Additionally, the PAIDM is a practical tool for bridging the diagnostic gap between national hospitals and primary care hospitals, as well as the gap between experienced pathologists and junior pathologists. In the comparison between the PAIDM and pathologists, the PAIDM was non-inferior to the average diagnostic level of pathologists, reaching the intermediate expert level, indicating that the PAIDM might improve the diagnostic accuracy of inexperienced pathologists, particularly junior pathologists. Although the PAIDM did not reach the level of senior experts, all the intermediate pathologists in the comparison came from the first-rate hospital in China, and all of them had more than 10 years of clinical expertise, so we assume that they are no less competent than the experts in municipal or grass-roots hospitals. Hence, in China, where medical resources are unbalanced between urban and rural areas, we can apply the PAIDM in developed areas to improve the diagnostic efficiency of experienced experts and in remote areas to improve the diagnostic accuracy of inexperienced pathologists, thereby promoting medical care homogenization. It is worth mentioning that we believe that AI-based diagnostic models are currently used as an adjunct rather than a replacement.

According to reports, few previous studies have applied deep learning for the pathological grading of NMIBC. Ilaria Jansen et al. developed an automated detection and grading model for classifying low-grade and high-grade BCa [33]. Peng-Nien Yin et al. used six machine learning approaches to distinguish stage Ta and stage T1 BCa [34]. However, the efficacy of the above models was not convincing enough due to the small sample size and low diagnostic accuracy, which limited their clinical application. Compared with the previous models, our model was based on a larger dataset and achieved a higher accuracy for the pathological grading of BCa. Additionally, the images included for training were completely annotated, thus making full use of the information in each pathological image. More notably, the PAIDM performed well in identifying MIBC, which had not been achieved in previous studies but is vital for clinical decision making. To our knowledge, this is the first study to apply AI for the pathological diagnosis of muscle invasion in BCa.

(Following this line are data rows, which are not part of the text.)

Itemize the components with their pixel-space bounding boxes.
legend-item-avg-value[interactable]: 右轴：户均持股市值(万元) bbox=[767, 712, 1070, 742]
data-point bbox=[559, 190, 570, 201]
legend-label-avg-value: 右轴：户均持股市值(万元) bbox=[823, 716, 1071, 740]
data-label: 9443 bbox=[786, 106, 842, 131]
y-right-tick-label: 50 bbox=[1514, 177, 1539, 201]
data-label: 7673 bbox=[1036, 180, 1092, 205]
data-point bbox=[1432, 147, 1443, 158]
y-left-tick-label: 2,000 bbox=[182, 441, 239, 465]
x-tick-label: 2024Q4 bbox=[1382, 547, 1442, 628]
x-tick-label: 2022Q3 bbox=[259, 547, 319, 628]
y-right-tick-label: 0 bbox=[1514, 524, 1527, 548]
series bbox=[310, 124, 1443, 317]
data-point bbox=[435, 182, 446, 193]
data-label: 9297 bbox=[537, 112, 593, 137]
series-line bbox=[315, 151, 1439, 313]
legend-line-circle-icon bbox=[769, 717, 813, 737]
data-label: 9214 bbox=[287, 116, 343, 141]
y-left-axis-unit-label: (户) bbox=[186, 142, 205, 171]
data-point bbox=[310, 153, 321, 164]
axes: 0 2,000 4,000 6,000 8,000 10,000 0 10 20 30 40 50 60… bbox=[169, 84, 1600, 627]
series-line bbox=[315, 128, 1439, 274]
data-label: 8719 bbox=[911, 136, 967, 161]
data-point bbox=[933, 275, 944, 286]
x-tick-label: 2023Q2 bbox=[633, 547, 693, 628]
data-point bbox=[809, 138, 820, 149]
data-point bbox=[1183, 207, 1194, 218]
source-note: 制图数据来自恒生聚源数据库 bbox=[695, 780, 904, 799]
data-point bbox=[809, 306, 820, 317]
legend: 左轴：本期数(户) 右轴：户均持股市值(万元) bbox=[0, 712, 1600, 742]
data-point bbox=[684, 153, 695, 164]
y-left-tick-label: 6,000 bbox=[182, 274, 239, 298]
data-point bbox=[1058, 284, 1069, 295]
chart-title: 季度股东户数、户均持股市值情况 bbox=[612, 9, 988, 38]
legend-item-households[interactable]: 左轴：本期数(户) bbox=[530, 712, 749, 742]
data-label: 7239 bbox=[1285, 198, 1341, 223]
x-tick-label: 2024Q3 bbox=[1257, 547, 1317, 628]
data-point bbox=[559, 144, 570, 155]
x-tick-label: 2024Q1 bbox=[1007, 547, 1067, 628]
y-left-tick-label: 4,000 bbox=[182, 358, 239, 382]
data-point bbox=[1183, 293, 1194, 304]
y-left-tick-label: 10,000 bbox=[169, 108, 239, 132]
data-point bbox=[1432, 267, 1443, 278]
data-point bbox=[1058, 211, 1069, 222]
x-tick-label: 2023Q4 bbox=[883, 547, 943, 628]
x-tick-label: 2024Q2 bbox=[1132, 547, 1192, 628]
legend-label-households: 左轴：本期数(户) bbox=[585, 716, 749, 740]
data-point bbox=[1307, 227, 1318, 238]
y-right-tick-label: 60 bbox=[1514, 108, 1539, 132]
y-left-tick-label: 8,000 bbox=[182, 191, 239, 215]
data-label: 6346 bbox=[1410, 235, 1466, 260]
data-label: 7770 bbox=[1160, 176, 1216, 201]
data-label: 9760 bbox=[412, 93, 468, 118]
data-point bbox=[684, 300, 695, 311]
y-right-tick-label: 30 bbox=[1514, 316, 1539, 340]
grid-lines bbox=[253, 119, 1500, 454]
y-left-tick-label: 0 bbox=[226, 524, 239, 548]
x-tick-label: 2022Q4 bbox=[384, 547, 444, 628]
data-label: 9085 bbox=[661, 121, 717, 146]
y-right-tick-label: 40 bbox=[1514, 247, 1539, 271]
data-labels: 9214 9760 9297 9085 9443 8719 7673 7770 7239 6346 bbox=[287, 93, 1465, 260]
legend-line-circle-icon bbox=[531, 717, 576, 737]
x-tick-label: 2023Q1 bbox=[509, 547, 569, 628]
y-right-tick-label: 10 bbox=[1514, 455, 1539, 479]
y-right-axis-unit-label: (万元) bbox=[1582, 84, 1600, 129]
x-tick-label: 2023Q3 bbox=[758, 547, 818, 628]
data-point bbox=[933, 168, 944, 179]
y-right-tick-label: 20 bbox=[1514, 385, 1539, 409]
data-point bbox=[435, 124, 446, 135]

Although our model achieved remarkable results, some limitations still must be addressed. First, since this study was single-centre and retrospective, the issue of overfitting needs to be thoroughly considered. Despite the fact that we applied data enhancement strategies such as translation, rotation, scaling, flipping and colour jitter to improve the robustness, multi-centre and prospective studies are still needed for further validation. The generalizability of the PAIDM can be boosted by increasing the amount and diversity of the samples. Second, the annotation method used in this study was full annotation, which fully utilized the information of each pathological image; however, the labelling work was time-consuming and it was difficult to include more images for training. It will be critical to incorporate annotated data based on partial annotation and weak supervision [40] to further improve the performance. Third, although carcinoma in situ is NMIBC, it is poorly differentiated and has a high risk of disease progression. The PAIDM is not yet able to classify this type effectively, and further optimization of the model with the inclusion of this type of data is needed. It is worth noting that our original intention was to design a model to diagnose histologic grade and muscle invasion or not, so we paid more attention to bladder cancer itself. However, in clinical work, the diagnoses of other lesions such as dysplasia and inflammation are also important. We plan to add such samples to further train the model in the future, so as to improve the applicability of the model.

Conclusions

In conclusion, we developed an PAIDM for the pathological diagnosis of BCa, with an encouraging result. More significantly, the PAIDM performed admirably at patch-level recognition, which may be helpful for fragmented specimens. It is expected to be applied as a reliable pathology-assisted diagnostic tool in clinic.